Aku Ani, aku istri seorang satpam, dan sudah mempunyai dua orang putri yang cantik-cantik. Sudah hampir kurang lebih satu tahun ini, aku tidak diberikan nafkah batin. Karena suamiku menderita penyakit TBC jadi otomatis hubungan suami-isteri kami terganggu, bahkan sama sekali tidak kami lakukan, karena suamiku takut aku tertular.
Pengobatan TBC ini tidak boleh terputus selama sembilan bulan, kalau seandainya terputus harus mengulang pengobatannya dari awal lagi. Aku dengan senang hati mengantarkannya untuk kontrol. Selalu mengingatkan untuk segera kembali di tanggal yang telah di tentukan.
Setelah menemaninya berobat selama sembilan bulan, suamiku disarankan untuk mengikuti tes dahak terakhir, untuk memastikan apakah sudah betul-betul sembuh. Hasilnya alhamdulilah suamiku telah sembuh, ternyata perjuanganku menemaninya berobat tidak sia-sia.
Dikala malam pas kebetulan suamiku baru pulang kerja, aku langsung memeluknya dari belakang melingkarkan taganku dilehernya, sembari berbisik di telinganya.
"Mas, kapan kita bisa bermesraan, aku sudah rindu saat-saat itu?" menggodanya dengan senyum yang paling manis.
"Maaf Neng, Mas belum siap karena sudah lama tidak melakukan itu," sahutnya, melepaskan tanganku yang melingkar di lehernya.
Aku berlalu kekamarku dengan rasa kecewa, kecewa karena di tolak. Wajar karena sebelum suamiku sakit TBC kami lagi mesra-mesranya, maklum usia pernikahan kami baru 12 Tahun. Anak kami lumayan sudah besar-besar, waktu itu sedang asyik-asyiknya mencoba berbagai macam gaya, tahu-tahu suamiku sakit, duh coba bayangkan? bagaimana rasanya? sedih, kecewa, marah, pastinya kenapa semua ini terjadi kepadaku.

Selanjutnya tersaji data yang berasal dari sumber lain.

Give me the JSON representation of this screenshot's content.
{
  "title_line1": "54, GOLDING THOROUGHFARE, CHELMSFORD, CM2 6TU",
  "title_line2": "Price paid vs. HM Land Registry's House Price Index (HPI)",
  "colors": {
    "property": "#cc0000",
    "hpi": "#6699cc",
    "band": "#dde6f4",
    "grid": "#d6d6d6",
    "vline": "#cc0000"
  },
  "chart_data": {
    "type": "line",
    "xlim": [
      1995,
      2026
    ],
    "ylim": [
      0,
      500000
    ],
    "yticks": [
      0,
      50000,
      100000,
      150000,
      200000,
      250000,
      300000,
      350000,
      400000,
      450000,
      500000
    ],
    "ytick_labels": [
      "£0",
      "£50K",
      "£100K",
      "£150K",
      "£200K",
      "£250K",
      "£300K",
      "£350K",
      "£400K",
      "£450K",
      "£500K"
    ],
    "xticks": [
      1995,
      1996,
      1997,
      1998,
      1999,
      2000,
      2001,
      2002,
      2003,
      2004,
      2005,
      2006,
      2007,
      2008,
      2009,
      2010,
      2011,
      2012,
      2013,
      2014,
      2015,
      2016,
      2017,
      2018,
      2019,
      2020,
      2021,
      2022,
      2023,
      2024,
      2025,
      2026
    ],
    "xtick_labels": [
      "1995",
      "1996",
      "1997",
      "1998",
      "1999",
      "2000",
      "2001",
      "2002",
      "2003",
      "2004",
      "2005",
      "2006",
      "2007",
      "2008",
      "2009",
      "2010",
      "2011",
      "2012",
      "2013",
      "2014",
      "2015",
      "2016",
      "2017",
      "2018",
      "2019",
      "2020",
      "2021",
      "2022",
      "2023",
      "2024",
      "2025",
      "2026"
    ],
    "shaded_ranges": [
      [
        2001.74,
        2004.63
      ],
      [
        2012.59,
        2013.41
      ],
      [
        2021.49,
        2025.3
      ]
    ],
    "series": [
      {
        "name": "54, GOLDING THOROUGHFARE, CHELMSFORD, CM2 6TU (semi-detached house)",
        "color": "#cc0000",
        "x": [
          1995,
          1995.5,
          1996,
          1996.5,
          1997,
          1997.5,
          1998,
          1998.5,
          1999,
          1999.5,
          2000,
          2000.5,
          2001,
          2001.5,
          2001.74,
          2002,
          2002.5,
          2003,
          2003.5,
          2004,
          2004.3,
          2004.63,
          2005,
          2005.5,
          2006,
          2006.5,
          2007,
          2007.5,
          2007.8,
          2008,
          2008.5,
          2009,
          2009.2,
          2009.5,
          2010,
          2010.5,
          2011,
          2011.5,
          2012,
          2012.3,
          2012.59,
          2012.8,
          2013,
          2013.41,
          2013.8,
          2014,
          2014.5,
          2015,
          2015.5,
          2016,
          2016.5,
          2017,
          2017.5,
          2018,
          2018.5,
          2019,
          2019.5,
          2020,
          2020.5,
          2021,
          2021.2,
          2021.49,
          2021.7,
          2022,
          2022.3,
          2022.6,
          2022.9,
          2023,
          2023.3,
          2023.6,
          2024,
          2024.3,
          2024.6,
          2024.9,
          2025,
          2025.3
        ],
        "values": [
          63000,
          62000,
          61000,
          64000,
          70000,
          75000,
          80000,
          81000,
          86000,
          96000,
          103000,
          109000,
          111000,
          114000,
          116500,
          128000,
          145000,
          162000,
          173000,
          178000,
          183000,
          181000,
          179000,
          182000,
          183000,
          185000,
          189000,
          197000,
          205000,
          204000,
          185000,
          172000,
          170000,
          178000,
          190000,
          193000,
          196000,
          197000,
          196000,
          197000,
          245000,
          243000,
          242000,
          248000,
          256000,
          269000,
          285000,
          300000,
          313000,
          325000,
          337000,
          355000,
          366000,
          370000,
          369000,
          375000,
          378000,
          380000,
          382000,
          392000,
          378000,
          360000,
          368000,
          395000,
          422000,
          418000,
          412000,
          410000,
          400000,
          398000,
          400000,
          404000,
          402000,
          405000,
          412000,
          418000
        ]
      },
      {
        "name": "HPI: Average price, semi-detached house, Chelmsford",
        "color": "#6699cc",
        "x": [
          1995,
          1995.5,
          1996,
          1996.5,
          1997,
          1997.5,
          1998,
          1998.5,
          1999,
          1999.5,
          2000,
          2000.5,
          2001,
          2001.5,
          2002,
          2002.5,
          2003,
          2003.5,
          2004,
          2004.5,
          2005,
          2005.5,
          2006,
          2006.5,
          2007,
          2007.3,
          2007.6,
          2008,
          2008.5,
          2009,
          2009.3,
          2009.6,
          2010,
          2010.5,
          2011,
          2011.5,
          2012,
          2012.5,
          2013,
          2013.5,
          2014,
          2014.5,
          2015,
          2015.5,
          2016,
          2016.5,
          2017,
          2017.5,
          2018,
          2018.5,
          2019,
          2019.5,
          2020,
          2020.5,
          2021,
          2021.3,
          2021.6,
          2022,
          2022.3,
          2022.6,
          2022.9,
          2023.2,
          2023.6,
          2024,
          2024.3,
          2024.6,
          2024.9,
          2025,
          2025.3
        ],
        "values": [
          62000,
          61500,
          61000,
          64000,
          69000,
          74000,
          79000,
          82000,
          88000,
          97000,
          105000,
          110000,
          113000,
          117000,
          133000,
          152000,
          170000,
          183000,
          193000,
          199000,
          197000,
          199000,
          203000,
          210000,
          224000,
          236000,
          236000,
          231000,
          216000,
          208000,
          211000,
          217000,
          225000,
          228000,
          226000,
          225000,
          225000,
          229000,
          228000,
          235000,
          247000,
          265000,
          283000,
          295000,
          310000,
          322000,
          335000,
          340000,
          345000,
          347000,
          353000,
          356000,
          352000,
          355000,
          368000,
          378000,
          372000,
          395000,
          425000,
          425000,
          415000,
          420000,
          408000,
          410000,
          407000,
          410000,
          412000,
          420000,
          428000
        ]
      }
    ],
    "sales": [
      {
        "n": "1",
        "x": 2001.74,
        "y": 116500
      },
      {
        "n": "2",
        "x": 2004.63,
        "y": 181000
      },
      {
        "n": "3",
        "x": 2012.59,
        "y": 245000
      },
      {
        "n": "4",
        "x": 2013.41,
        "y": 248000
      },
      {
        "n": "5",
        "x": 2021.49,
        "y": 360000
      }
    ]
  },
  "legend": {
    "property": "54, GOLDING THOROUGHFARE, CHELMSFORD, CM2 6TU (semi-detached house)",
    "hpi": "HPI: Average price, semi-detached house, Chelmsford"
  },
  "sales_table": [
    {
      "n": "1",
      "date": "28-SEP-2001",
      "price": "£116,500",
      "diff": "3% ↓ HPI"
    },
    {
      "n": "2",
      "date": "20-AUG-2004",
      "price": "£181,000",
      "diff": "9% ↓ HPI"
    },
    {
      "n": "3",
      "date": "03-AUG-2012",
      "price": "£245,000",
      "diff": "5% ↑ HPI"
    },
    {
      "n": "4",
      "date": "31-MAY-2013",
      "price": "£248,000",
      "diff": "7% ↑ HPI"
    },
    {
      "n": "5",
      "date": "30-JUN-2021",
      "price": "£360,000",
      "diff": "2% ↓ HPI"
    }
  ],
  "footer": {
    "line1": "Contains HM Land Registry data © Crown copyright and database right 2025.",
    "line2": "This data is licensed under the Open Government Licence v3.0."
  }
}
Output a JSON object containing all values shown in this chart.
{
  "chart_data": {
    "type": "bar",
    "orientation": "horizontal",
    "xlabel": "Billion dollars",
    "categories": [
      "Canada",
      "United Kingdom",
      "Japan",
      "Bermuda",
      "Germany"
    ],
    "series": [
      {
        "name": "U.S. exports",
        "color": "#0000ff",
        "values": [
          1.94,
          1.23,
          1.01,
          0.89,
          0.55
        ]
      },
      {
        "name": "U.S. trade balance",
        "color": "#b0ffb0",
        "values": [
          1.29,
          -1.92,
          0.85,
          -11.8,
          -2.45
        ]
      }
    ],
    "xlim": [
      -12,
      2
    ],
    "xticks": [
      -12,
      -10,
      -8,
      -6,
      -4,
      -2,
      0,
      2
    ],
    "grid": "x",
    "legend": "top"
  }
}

Sudah satu tahun berlalu tanpa nafkah batin dari suamiku, ya aku masih bisa sabar, tetapi apa yang baru aku dengar, ketika aku memintanya lagi.
"Mas, ayo aku sudah tak sabar," ucapku, dengan suara manjaku dan menarik tangannya menuju ke kamar.
"Neng Maaf, Mas----," ucapnya, terputus.